Ekspor CPO RI Stagnan Akibat Pelanggan Kurangi Pembelian

Agust Supriadi, CNN Indonesia | Selasa, 15/09/2015 13:38 WIB
Ekspor CPO RI Stagnan Akibat Pelanggan Kurangi Pembelian Petugas menunjukkan indukan kelapa sawit dalam pameran dan konferensi kelapa sawit (ICEPO) di Jakarta, Rabu (6/5). (Antara Foto/Puspa Perwitasari)
Jakarta, CNN Indonesia -- Ekspor minyak sawit Indonesia stagnan pada saat harga CPO berada pada posisi terendah akibat menurunnya permintaan sejumlah pasar utama ekspor Indonesia.

Gabungan Pengusaha Kelapa Sawit Indonesia (Gapki) mencatat hanya Amerika Serikat (AS) dan Bangladesh yang permintaannya meningkat, sedangkan China, India, dan Eropa justru mengurangi pembelian CPO dari Indonesia.

Fadhil Hasan, Direktur Eksekutif Gapki menuturkan pada bulan lalu harga CPO anjlok menjadi di bawah US$ 600 per metrik ton yang merupakan level terendah sejak enam tahun terakhir. Namun, fenomena ini tidak serta-merta mendongkrak volume ekspor minyak sawit Indonesia setelah hanya naik tipis 0,6 persen persen pada Agustus menjadi 2,10 juta ton.


"Ekspor minyak sawit Indonesia stagnan pada saat harga CPO berada pada posisi harga terendah karena lemahnya daya beli dari pasar ekspor utama Indonesia yaitu China, India dan Uni Eropa," ujar Fadhil melalui keterangan tertulis Gapki, Selasa (15/9).

Pada Agustus lalu, jelas Fadhil, negara-negara di Uni Eropa mengurangi permintaan CPO secara signifikan. Ekspor minyak sawit ke Benua Biru pada Agustus tercatat turun 30 persen, dari 380,13 ribu ton pada Juli menjadi 264,55 ribu ton.

Rendahnya permintaan Uni Eropa, kata Fadhil, dipicu oleh jatuhnya harga minyak biji-bijian khususnya kedelai yang merupakan minyak nabati utama di kawasan.

Penurunan permintaan minyak sawit diikuti oleh China, yang mencatatkan penurunan sebesar 26 persen, dari 407,33 ribu ton pada Juli menjadi 301,47 ribu ton pada Agustus. Demikian pula di India, permintaan CPO-nya turun 19 persen setelah hanya mencatatkan volume impor sebanyak 355,49 ribu ton pada Agustus.
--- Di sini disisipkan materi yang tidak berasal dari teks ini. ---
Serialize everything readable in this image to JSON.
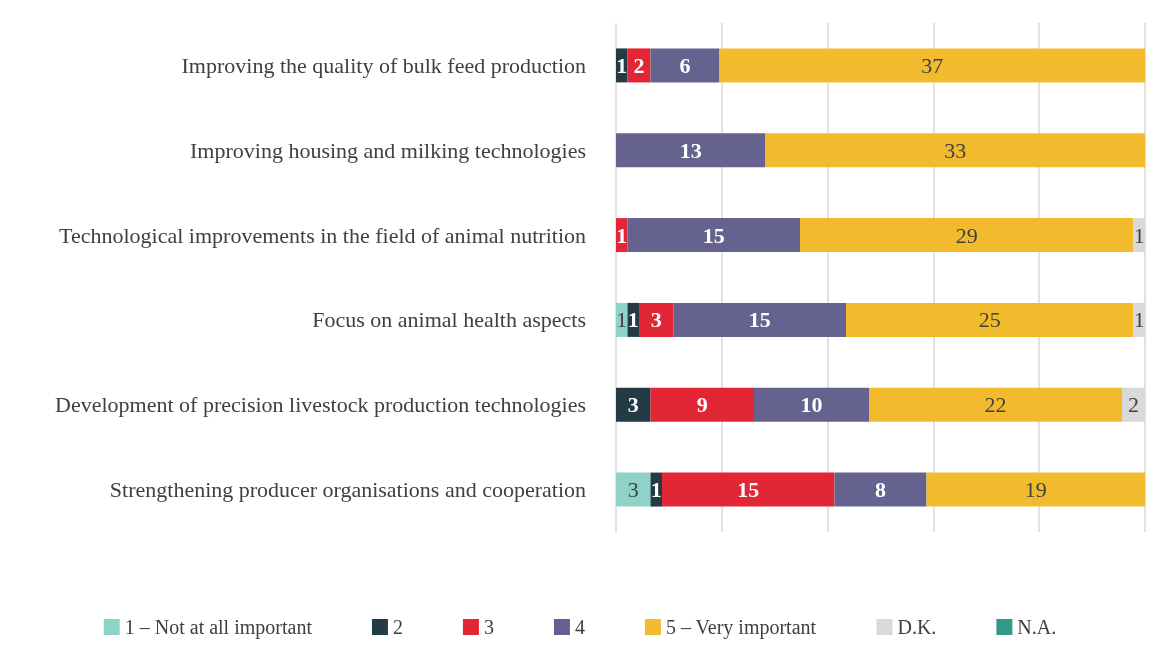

"Negeri Tirai Bambu menurunkan impor minyak sawitnya karena lesunya ekonomi di negara tersebut. Pertumbuhan ekonomi yang melambat menjadi pemicu utama dan diikuti juga devaluasi mata uang Negeri Panda ini. Hal yang sama juga terjadi di negeri Bollywood, pertumbuhan yang melambat menjadi penyebab lesunya daya beli," jelas Fadhil.

Beruntung masih ada AS dan Banglades, yang secara bersamaan meningkatkan permintaan CPO dari Indonesia. Gapki mencatat ekspor minyak sawit Indonesia ke AS pada Agustus sebanyak 93,65 ribu ton, meningkat 60 persen dibandingkan dengan bulan sebelumnya 58,7 ribu ton.

"Pemberlakuan efektif pelarangan penggunanan trans fat atau lemak trans dalam produk makanan oleh Badan Administrasi Obat dan Makanan (Food and Drug Administration) telah mendongkrak permintaan minyak sawit dari Negeri Paman Sam," tutur Fadhil.

Sementara Bangladesh, meningkatkan impor minyak sawit dari Indonesia sebesar 257 persen pada bulan lalu, dari 47 ribu ton pada Juli menjadi 167,55 ribu ton.

Fadhil Hasan mengatakan peningkatan signifikan CPO Bangladesh dipicu oleh menipisnya ketersediaan minyak nabati di sana. "Pada saat yang sama harga minyak sawit sedang pada level terendah sehingga traders Bangladesh mengambil kesempatan untuk membeli minyak sawit lebih banyak dari pada biasanya," tuturnya.